40 pages • 1 hour read
Miles (Stella) FranklinA modern alternative to SparkNotes and CliffsNotes, SuperSummary offers high-quality Study Guides with detailed chapter summaries and analysis of major themes, characters, and more.
Weeks pass in a blur when Harry shows up at Caddagat. Sybylla notices he looks different, with his face drawn. He confesses to her that after a series of unexpected business failures, including ill-advised investments and a bank failure, that he has lost the title to Five-Bob. His assets are drained. By his own admission, he is a “pauper” (70). Nobly he frees Sybylla from her obligation to marry him. Overwhelmed, however, Sybylla promises to marry him as soon as she turns 21. “I would marry you,” she tells Harry, “if you were poor as a cow” (70). Harry departs. “Men,” Sybylla decides, “are very weak and simple” How then, she asks, is the “world made for men?” (70).
Within weeks, Harry returns and tells Sybylla he is off to Sydney to recoup his fortune. He promises he will return before she turns 21. Sybylla promises to stay true, and as he departs, she cries uncontrollably. She recalls, “I loved Harry as much as I could ever love anyone” (72).
Into the new year, Sybylla misses Harry but finds contentment in her routine: “I forgot all my wild unattainable ambitions in the little pleasures of everyday life” (73). A letter arrives from Sybylla’s mother. Her father is deeply in debt to a dirt farmer named Peter M’Swat. Dick has no means to pay him back, and, desperate, he promises Sybylla to the M’Swat farm in Barney’s Gap to serve as governess-servant to their nine children for a year. Sybylla is outraged, but her mother says the family needs her to help.

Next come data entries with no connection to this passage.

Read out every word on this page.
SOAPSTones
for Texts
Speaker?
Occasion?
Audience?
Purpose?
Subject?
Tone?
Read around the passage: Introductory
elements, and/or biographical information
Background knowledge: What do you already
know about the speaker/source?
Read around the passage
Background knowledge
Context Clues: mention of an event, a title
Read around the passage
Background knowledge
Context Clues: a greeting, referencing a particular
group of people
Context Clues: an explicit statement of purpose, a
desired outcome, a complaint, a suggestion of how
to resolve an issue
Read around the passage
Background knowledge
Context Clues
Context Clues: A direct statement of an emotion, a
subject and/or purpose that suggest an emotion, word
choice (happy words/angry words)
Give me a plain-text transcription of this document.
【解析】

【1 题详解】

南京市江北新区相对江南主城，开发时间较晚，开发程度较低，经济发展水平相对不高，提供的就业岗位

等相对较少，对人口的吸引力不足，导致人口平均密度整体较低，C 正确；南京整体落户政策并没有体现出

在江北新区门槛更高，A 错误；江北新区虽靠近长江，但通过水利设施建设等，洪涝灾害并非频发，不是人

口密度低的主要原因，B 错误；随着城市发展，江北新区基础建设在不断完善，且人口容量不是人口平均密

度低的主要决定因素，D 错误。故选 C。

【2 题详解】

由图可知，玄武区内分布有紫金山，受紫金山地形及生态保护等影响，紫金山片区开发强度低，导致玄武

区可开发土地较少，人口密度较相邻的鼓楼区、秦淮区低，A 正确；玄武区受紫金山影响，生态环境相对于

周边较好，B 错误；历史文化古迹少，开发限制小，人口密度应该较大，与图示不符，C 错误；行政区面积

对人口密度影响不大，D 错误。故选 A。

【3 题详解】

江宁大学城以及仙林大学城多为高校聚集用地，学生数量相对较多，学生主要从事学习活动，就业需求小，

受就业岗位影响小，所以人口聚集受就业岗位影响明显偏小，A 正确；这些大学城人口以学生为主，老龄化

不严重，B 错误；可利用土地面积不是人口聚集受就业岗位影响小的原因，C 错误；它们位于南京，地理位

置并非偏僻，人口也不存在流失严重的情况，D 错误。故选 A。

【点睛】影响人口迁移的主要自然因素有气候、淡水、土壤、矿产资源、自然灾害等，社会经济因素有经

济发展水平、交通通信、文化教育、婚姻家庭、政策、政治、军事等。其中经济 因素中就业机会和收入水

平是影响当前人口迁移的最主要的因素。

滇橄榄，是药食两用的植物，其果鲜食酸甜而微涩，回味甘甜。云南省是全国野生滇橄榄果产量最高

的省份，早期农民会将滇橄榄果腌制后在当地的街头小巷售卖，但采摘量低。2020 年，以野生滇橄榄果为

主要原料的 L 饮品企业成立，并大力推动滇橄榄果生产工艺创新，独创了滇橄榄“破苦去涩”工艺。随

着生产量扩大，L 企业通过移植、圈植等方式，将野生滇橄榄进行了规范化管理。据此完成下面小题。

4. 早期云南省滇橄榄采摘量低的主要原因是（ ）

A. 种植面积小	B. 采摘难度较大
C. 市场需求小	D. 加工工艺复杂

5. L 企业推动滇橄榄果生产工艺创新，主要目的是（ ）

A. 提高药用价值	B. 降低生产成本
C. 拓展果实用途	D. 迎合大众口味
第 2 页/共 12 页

Two weeks later, Sybylla is on a carriage heading to the remote town of Barney’s Gap: “My pleasant life […] was going into the past, fading as the hills which surrounded it were melting into a hazy line of blue” (76).
The M’Swat farm is as bad as Sybylla feared. It is a tiny rundown farmhouse with just two rooms and a tin roof that magnifies the summer heat. Because there is no fencing, chickens and pigs run everywhere, including in the house.
Sybylla quickly decides that the children are unkempt and unruly and the mother lazy. The house smells of animal waste and onions. There are no books—only cheap glossy popular magazines. The only redeeming object is a piano. After dinner the first night, the family begs Sybylla to play their “pianey,” but Sybylla finds too many keys broken. It is useless. That night, she cries herself to sleep.
The next morning, Sybylla writes a letter to her grandmother—not her mother—begging her to get her back to Caddagat. She waits weeks for an answer, but it comes from her mother who tells her to grow up and stop thinking about herself.
Days crawl by. Desperate, bored, and sinking into “dead monotony” (88), Sybylla reads anything she can find. She even reads the farming diary the father keeps, a dismal record of daily feeding of the animals and the weather. Paging through one of the magazines one day, she comes across a profile of promising new singers in Sydney. She thinks that should be her, with the glamor and the money. Watching the children is difficult. They seldom mind her, not even during the lessons. But she envies their “ignorant contentment,” comparing herself to a “duck being forced to live in a desert” (88).
In these chapters, with the abrupt departure of Harry and the distraction of his marriage proposal, Sybylla’s character comes into focus. As the experience at the M’Swat farm reveals, Sybylla is still growing emotionally and still making overly dramatic assertions, still jumping to conclusions. She is not yet ready to be Dickens, the writer she dreams of being. Too harsh, judgmental, and intolerant, Sybylla reveals an unsettling tendency to dismiss others and to view them through her narrow window of experience. This is ironic, given that just months earlier she sympathized with the stream of homeless people. These chapters move the narrative toward Sybylla’s emotional collapse at the M’Swat farm. She lapses into grand despondency because she entirely misreads the family, their dynamic, and her place within it. She does see the M’Swats for what they are: a too-big family struggling to make ends meet in a world indifferent to them. She claims she wants to be an artist in the tradition of Dickens and Thackeray, realist writers who found in the modest stuff of working-class life all around them a justification for sympathy, not judgment. But Sybylla’s attitude proves she is still not ready to be the writer she dreams of becoming.
The family is under-educated, but they are in a constant struggle against a forbidding land desiccated by a year-long drought. The family lacks cultural finesse and their piano suffers from neglect, but they have little time for the arts, content with glossy tabloid magazines that transport them out of their daily grind. The children are unruly and prone to sassing Sybylla as their governess, but there are nine of them and a mother who is overworked, overtired, and emotionally exhausted. And although their Bible is unread and coated with dust, the M’Swats exhibit simple commitment to each other within a rough-edged but loving Christian.
As she agonizes over what she perceives to be her cruel exile, Sybylla never sees what Dickens and Thackeray saw: the possibility of literature centered on these people and their world. Without that empathy, Sybylla sags into despondency verging on an emotional breakdown.